For the next release, Saxon 13, we've written a new implementation called a ShapedMap. There are two parts to this: a Shape is a mapping from field names to integer slot numbers, and a ShapedMap is a reference to a Shape, plus an array of slots. So it's great where you have many maps with exactly the same structure, because you only hold the keys once.

So far we're mainly using shaped maps where the structure of the map is defined by the language specification, for example for the key-value pairs returned by map:pairs(), for the results of functions such as parse-csv(), random-number-generator(), and load-xquery-module(), and for the labels attached to values by the new deep-lookup operator (plenty of scope there for future articles). I would love to use them also for the result of parse-json() if we can detect the common case of a JSON file containing thousands of maps (JSON objects) with exactly the same structure. And of course, once we have record constructor functions as described above, they are an obvious candidate for the result of such a function.

Shaped maps immediately give a space saving because the keys and their hash index are shared between instances. The next challenge after that is to make lookup on shaped maps more efficient. Given a lookup expression such as $location?longitude, we ought to be able to extract the corresponding value directly from slot 0 of the ShapedMap object, without the overhead of doing a run-time hash lookup of the string "longitude" in the corresponding Shape in order to establish that this field is always in slot 0.

The obvious, classic way of doing that is through static type inference: if we know the static type of the $location variable, then we can know at compile time what the mapping of field names to slots will be, and can generate an execution plan accordingly.

But I'm becoming a bit disillusioned with relying on static type analysis. Users, in general, are lazy: they want good performance without doing extra work, like declaring the types of all their variables.

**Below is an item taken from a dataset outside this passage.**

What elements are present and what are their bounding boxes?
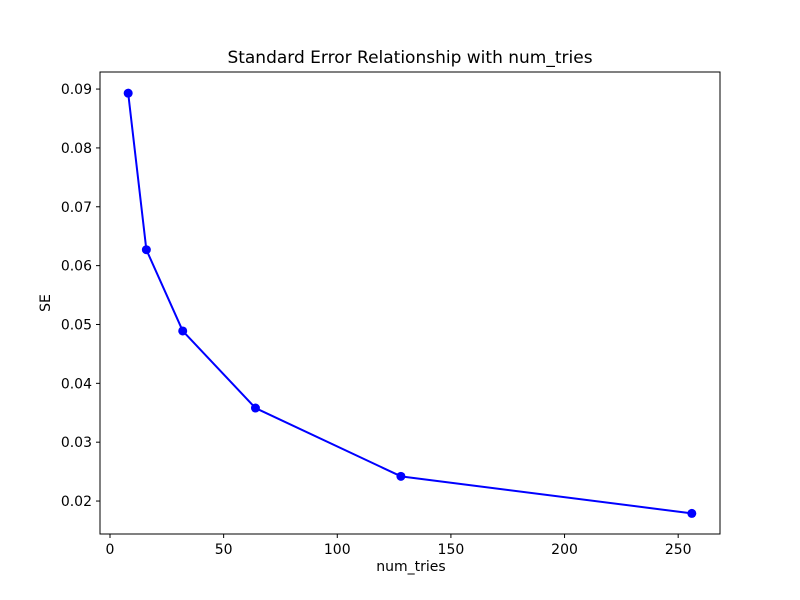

That's particularly true when you start writing code that relies heavily on higher-order functions, which we want to encourage. So I'm looking increasingly at options that decide the execution plan at run-time, modifying it in the light of actual experience. Given an expression like $location?longitude that is executed repeatedly, the chances are that if $location is a shaped map with longitude in slot 0 on one occasion, then the same will be true next time you execute the same expression.

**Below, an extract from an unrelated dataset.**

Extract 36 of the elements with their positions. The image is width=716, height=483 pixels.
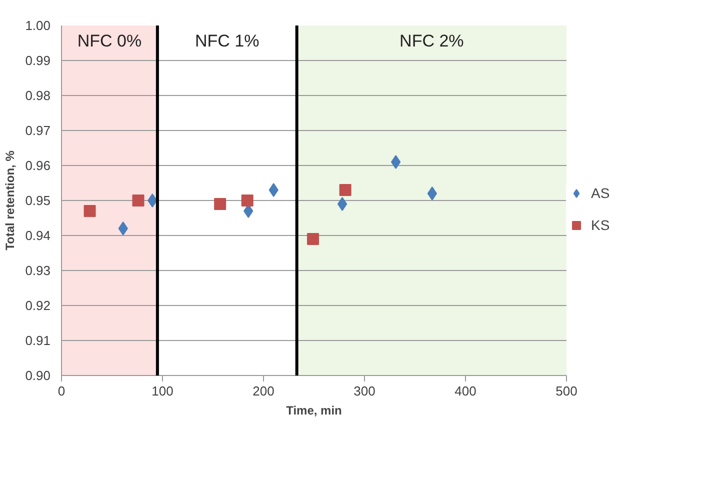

We've quietly introduced this kind of approach in recent releases, and it's working well. For example, with lazy evaluation of variables and function results we now use a learning approach: we start with lazy evaluation, but if on the first 20 executions the value is immediately read to completion, we switch to eager evaluation. That's because lazy evaluation has a significant set-up overhead to retain the parts of the context on which the expression depends, and there is no benefit in doing this if the caller is going to immediately materialise the value anyway.

The concrete design for shaped record access goes something like this. We augment the MapItem interface with a method map.lookup(key, plan). This method returns the requested value from the map, but also updates the value of plan with information that will be retained the next time the same expression is evaluated. If the map is a shaped map, the returned plan can include the Shape and the slot number; if an incoming request comes with a plan that identifies the same Shape (which it usually will), then we can access the relevant slot number directly, ignoring the value of the key. That only works, of course, for a lookup expression where the key is a literal constant; but that's the normal case when working with records.

If we can make this work (and it seems straightforward), then the same approach might have other applications. For example, can we make path expressions go faster if we optimize for the tree model in use? Or could we get rid of statically-allocated fingerprints (with the inconvenience they cause by not allowing documents and stylesheets to be shared across configurations), and instead have the expression discover the fingerprint and NamePool at execution time?

Saxon is now 25 years old. It seems there are still plenty of exciting ways to make it better.